Warning: opinions of a contradictory nature ahead!
As a (soft) republican and historian I had conflicted feelings over the Platinum Jubilee Celebration Weekend just gone.
I couldn’t deny the importance of seeing history in the making, but wondered at the same time whether it was all a bit over the top. The monarch is in place, in a position of unimaginable wealth and influence, simply by being born into the ‘right’ family. Not very democratic and not earned.
On the other hand, while uneasy with the institution she represents, I’ve a fondness and respect for the queen herself. She’s battled though prime minister after prime minister, personal and public disaster and she’s the only monarch I’ve ever known. Plus, she’s roughly the same age as my mum (my mum even looks a bit like her) and people of that generation are as tough as old boots. There’s no choice but to admire them.
I watched some of the celebrations on television, fast-forwarding the less tuneful artistes on the bill for the evening party. Thought Sam Ryder was great – he has a golden retriever-like likeable quality and his positivity shone out – wish it could be bottled. I began to watch the pageant to see what it was all about and, once the busses with ‘celebrities’ had gone past, stayed glued to the rest of it. Good to see the south west’s love of carnival being represented. Carnival is huge in the West Country and Bridgewater’s float, with its giant Beefeaters, was astonishing.

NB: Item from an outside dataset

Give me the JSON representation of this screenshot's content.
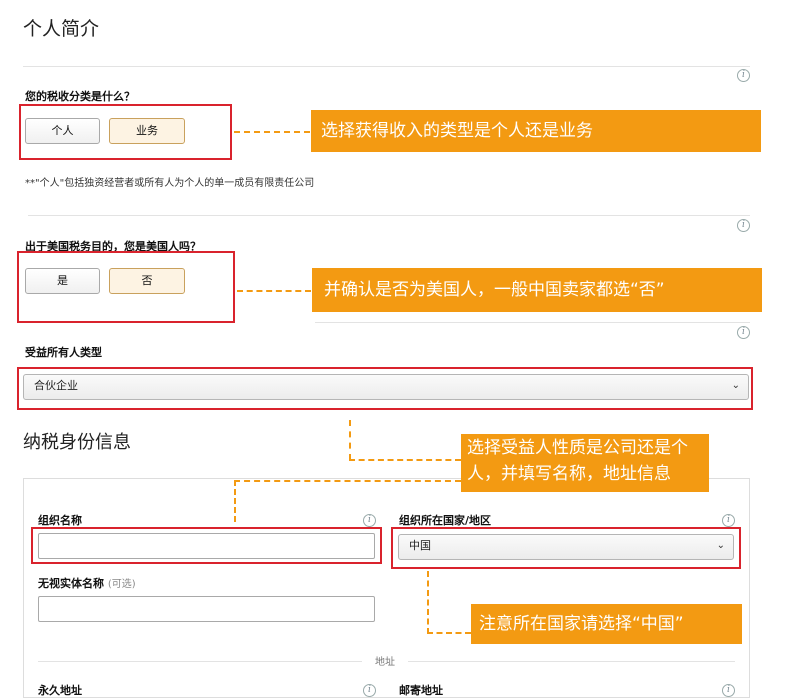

I even caught a little of the Trooping of the Colour. My goodness some of those horses were frisky. Did anyone else spot the outrider having a funny five minutes and, in turn, setting off one of the horses pulling the carriage with the three Cambridge children in? Their riders got them under control, thank goodness and averted a possible disaster. Amazing skill and horsemanship. Speaking of which, I loved seeing the heavy horses stoically carrying the drums, their riders guiding them by the stirrups.
There’s no doubting the UK can do pomp and pageantry like no other country. The sun shone on gleaming horses and brass, the soldiers marched with … ahem … military precision and there was a fantastically skilled fly past.
But I have to ask was it all necessary? A display of military ‘might’ from a denuded army and RAF, an impressive police presence from a similarly understaffed force and who surely had better things to do. It all seemed, to me, to be an impressive but empty spectacle. Surely the money – our money – could have been spent on something more vital?
I know I’m in the minority here and the events over the weekend brought much joy to lots of people, my mum included as she’s a staunch royalist. It also brought communities together. So, to avoid coming across as a complete curmudgeon, I’ll list my personal highlights:
That we were able to mark a moment in history.
That we can celebrate our (mostly) wonderful pop and popular culture.
That magical moment when Paddington went to tea at the palace.
That we were able to embrace our unique eccentricity – who else now craves a corgi puppet?!
PS No Morris dancers in the pageant though! Shocking omission.